In a lawsuit filed Thursday in Texas federal court, Fletcher’s Original State Fair Corny Dogs have sued mother and daughter Victoria Fletcher and Jace Christensen for selling corny dogs under the name “Fletch” to confuse consumers into buying their products. FOSFCD claim that Victoria and Jace are “estranged members” of the Fletcher family and are planning to open a “Fletch” restaurant right before the Texas State Fair begins next week to capitalize on the confusion. .
FOSFCD dates back to 1942 when two brothers who had previously worked as vaudeville performers began selling corny dogs at the Texas State Fair. Victoria Fletcher is divorced from the grandson of one of the original founders and neither she nor her daughter have any ownership interest in the family business according to the complaint. But since February Victoria and Jace have been selling Fletch Corny Dog at various events, causing “a substantial amount of actual confusion” as to whether the two brands are related. However, Fletch is not selling corny dogs at the State Fair, so the likelihood of confusion seems limited at that venue.
From the Annals of the Fair – In 1936, the Central Centennial Exposition opened on the site of Fair Park east of downtown Dallas. The remarkably quick project had started construction in October 1935. Architect George L. Dahl designed 50 buildings in an Art Deco style. The CCE was the first world’s fair held in the Southwest. The most popular attraction was the “Cavalcade of Texas,” a historical play depicting four centuries of Texas history. Another feature, ” The Hall of Negro Life”, was the first such exhibit (however racist) to feature black culture at a world’s fair. The CCE ran through November 29 with official attendance of 6,345,385. Many of the exposition buildings, including the Hall of State, were preserved and Fair Park touts itself as the only World’s Fair site predating 1950 that is still standing. Fair Park is now the site of the annual State Fair of Texas.

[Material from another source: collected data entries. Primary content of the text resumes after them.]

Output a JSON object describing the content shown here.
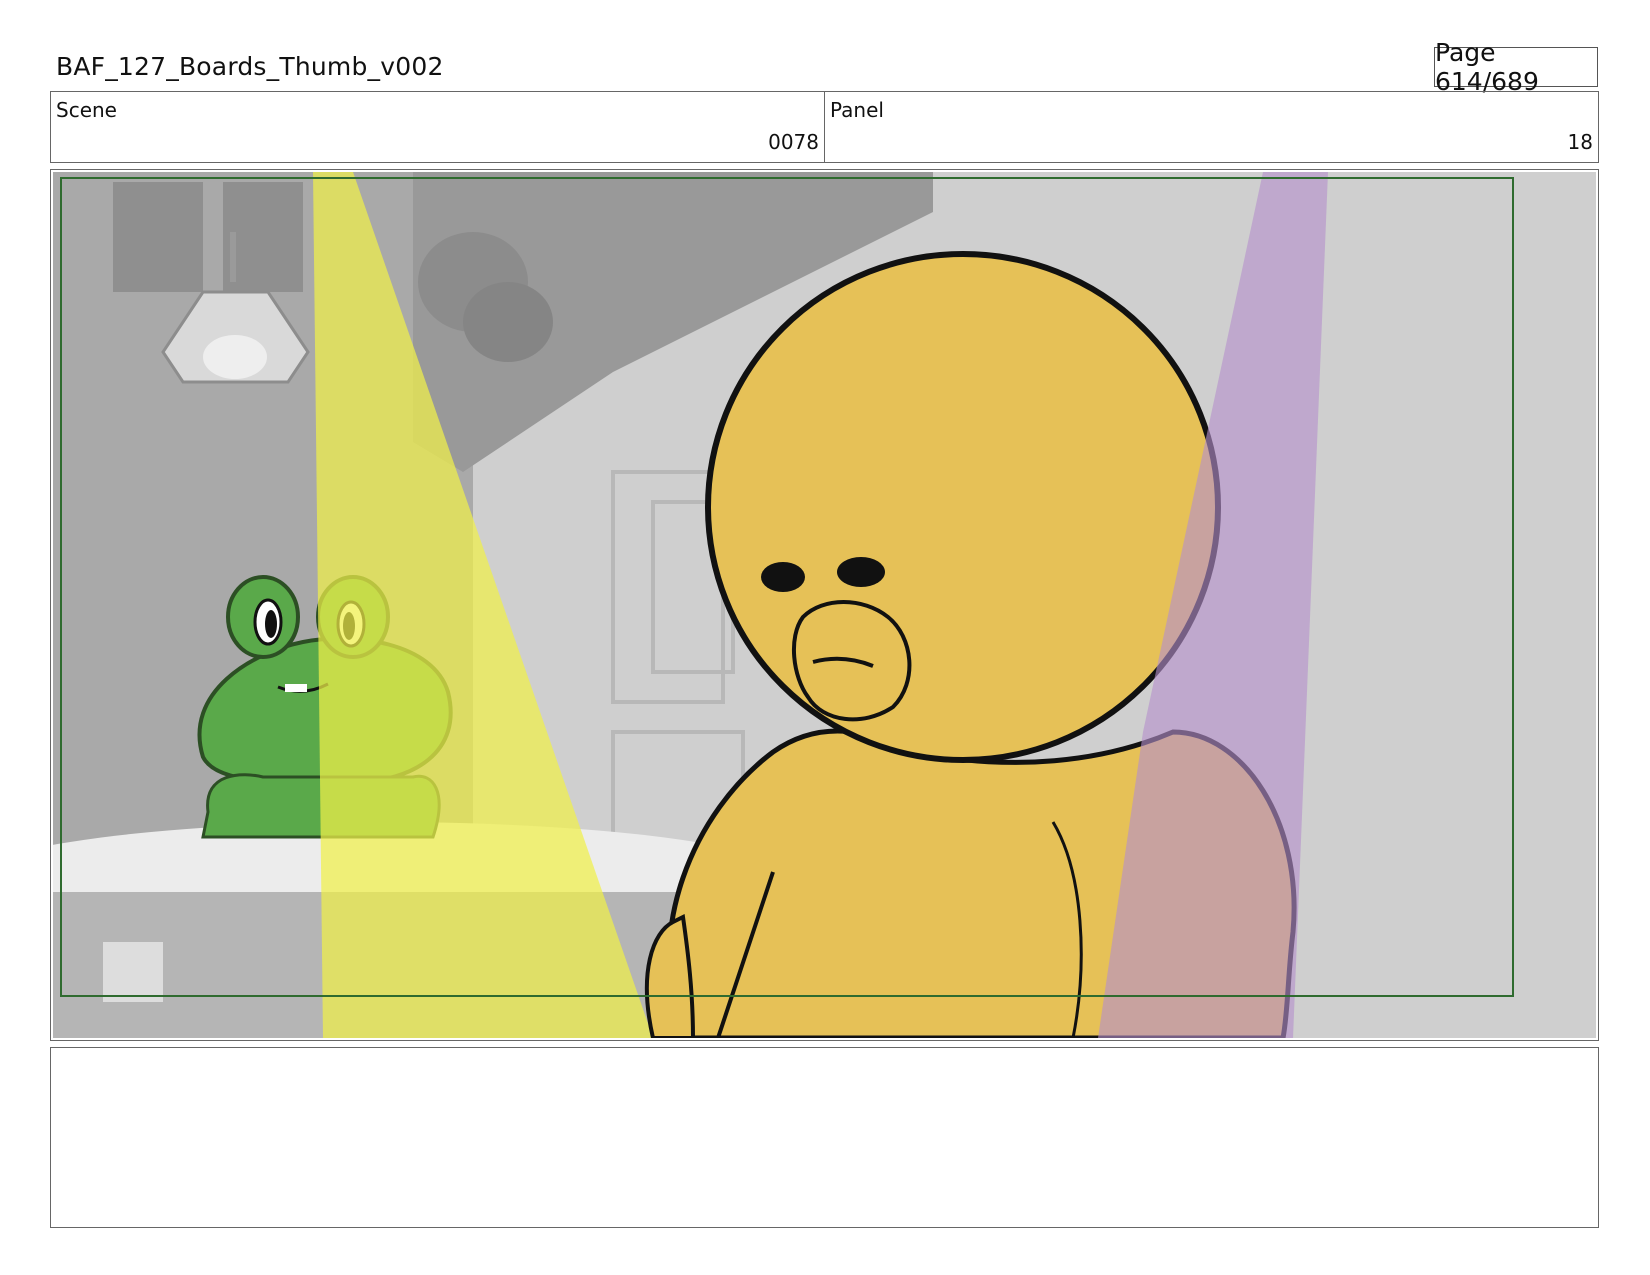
{
  "header": {
    "document_title": "BAF_127_Boards_Thumb_v002",
    "page_label": "Page 614/689"
  },
  "scene": {
    "label": "Scene",
    "value": "0078"
  },
  "panel": {
    "label": "Panel",
    "value": "18"
  },
  "notes": {
    "text": ""
  },
  "colors": {
    "safe_area_frame": "#2f6b2f",
    "character_duck": "#e6c157",
    "character_frog": "#5aa94a",
    "spotlight_yellow": "#f0f04a",
    "spotlight_purple": "#b490cc"
  }
}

Historical Footnote: The CCE was used as the backdrop for The Big Show a modern-day western featuring Gene Autry. Autry played movie star Tom Ford as well as his stunt double. The movie also features sidekick Smiley Burnette and the Sons of the Pioneers (including future star and Red’s boyhood hero Roy Rogers). Autry appears in the Cavalcade of Texas in one scene – singing to his horse Champion. TBS is worth watching if only to see what the CCE actually looked like during its run. The movie was filmed during the last two weeks of September in 1936.
From the Annals of the State Fair – In 2012, the iconic Big Tex statue was destroyed by an electrical fire that started in his right boot and worked its way up the structure, first becoming visible from the neck area. After the fire, a new Big Tex was created by SRO Associates and Texas Scenic Co. for the 2013 State Fair.
KSWO in Wichita Falls reports on the finalists for the new food to showcased at the Texas State Fair in October. And as a big surprise, various fried delicacies are included. The winners will be chosen by a panel of celebrity judges in a cook off on August 30.
The . . . finalist foods include fried cowboy corn crunch, with sweet corn, jalapeno, cream cheese and a hint of smoky bacon.
Fernie’s holy moly carrot cake roly has carrot cake coated with cream cheese.
The Lone star pork handle includes a marinated chop, dipped in batter and deep fried.
Pretzel-crusted pollo queso features shredded chicken, cheese and bacon rolled into a ball, crusted with pretzel breading and fried.